Wednesday, February 8, 2012

#13: Breakout From Oppression

Drive In Movie Classics
Disc 4: Side A

Breakout From Oppression, a re-titled edit of the 1984 Taiwanese film Exposed To Danger, opens on Fonda Chiu, hair blowing in the wind as she gazes contemplatively off the bow of a ferry. “Fonda Chiu is found guilty,” we hear a disembodied voice from the past say. “I convict her of murder. She is to be sentenced to twelve years in prison.” As the credits roll, Fonda (played by actress Luk Siu-Fan, but credited here as Fonda Lynn) flashes back to her time in prison: We see her being dragged to her cell by a group of guards, then being threatened and abused by her cellmates. She served eight years of her twelve year sentence and she is free now--or at least the funky, upbeat, early 80s synth score would have us believe.

In reality, Fonda Chiu has a hard time adjusting to life on the outside. A job has been procured for her at a newspaper, but her new coworkers are immediately suspicious of her. A shopkeeper accuses her of shoplifting. A hop in the shower brings on a traumatic memory of the time her cellmates stuck a deadly razor in a bar of soap in hopes of killing of her. And the landlord of her new apartment seems unduly interested in her past.

“Tell me,” he says in the stilted manner of poorly dubbed Asian imports. “Where did you come from? Where did you work before? Who is your family?”

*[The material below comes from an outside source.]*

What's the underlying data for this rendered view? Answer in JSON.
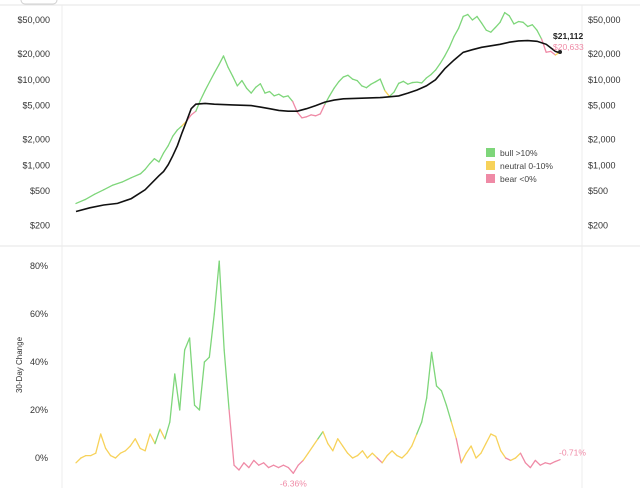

“I have no family,” Fonda replies. She is reluctant--not surprisingly--to share anything about her past. No one, not even obligatory love interest Simon (Alan Tam), knows of her life as a convict. Or--cue ominous music--do they? Strange things begin happening to Fonda: A mysterious figure is seen prowling outside her apartment. The break-line on her bicycle is cut, leading to a painful crash on the nearby beach. A bar of soap--more of that treacherous Irish Spring--comes sliding across the floor out of nowhere and knocks Fonda off a ladder. A monkey jumps into her window and howls at her. Okay, not all of it makes sense. But clearly, someone has it in for Fonda.

Enter Sheena (Lona Chang), one of her coworkers at the paper. “You make me feel bad,” Sheena tells Fonda. She knows about Fonda’s past and--cue ominous music again--her father was murdered eight years ago. Clearly, she’s still on the revenge step of the grieving process. Not only that, but she lives in a big house with a mute, wheelchair bound grandmother she torments at every opportunity and a man chained to a post in the basement.

We see her eyes, filled with fury. Then, when Simon stops by her house, we see the fury melt away. She, too, is in love with Simon and she brings him up to her bedroom, which is cluttered with stuffed animals and pictures of Raggedy Anne and Andy. It’s the room of a little girl--a perfectly preserved artifact of Sheena’s past. Excitedly, she tells Simon she’s been dreaming of the day she would get to show him her room. Understandably freaked-out, Simon makes to go.

“I need you!” Sheena shrieks, clinging to his leg. Later, alone, Sheena is seen rocking in a chair, twisting the head off one of her dolls. “Simon,” she mutters to herself. “Why did you leave?” Later, she lures him back to her house, knocks him over the head and chains him up in the basement. It’s a great, unhinged performance in an otherwise by-the-numbers thriller.

The twists are predictable. We learn that Fonda was having an affair eight years ago with Steven, a married man. An argument ensued one night and Steven stormed out. Fonda went after him and found his body with a knife in it. She was blamed for the murder. Steven, naturally enough, was Sheena’s father. At the end of the film, Sheena and Fonda duke it out on the beach in a climax lifted from Friday the 13th, complete with gruesome beheading. And yet if you get past the genre conventions and the strange, dubbed, vaguely-Australian accent Sheena is saddled with, there‘s still that performance by Lona Chang. It’s bold and unique--a minor revelation by fifty-pack standards.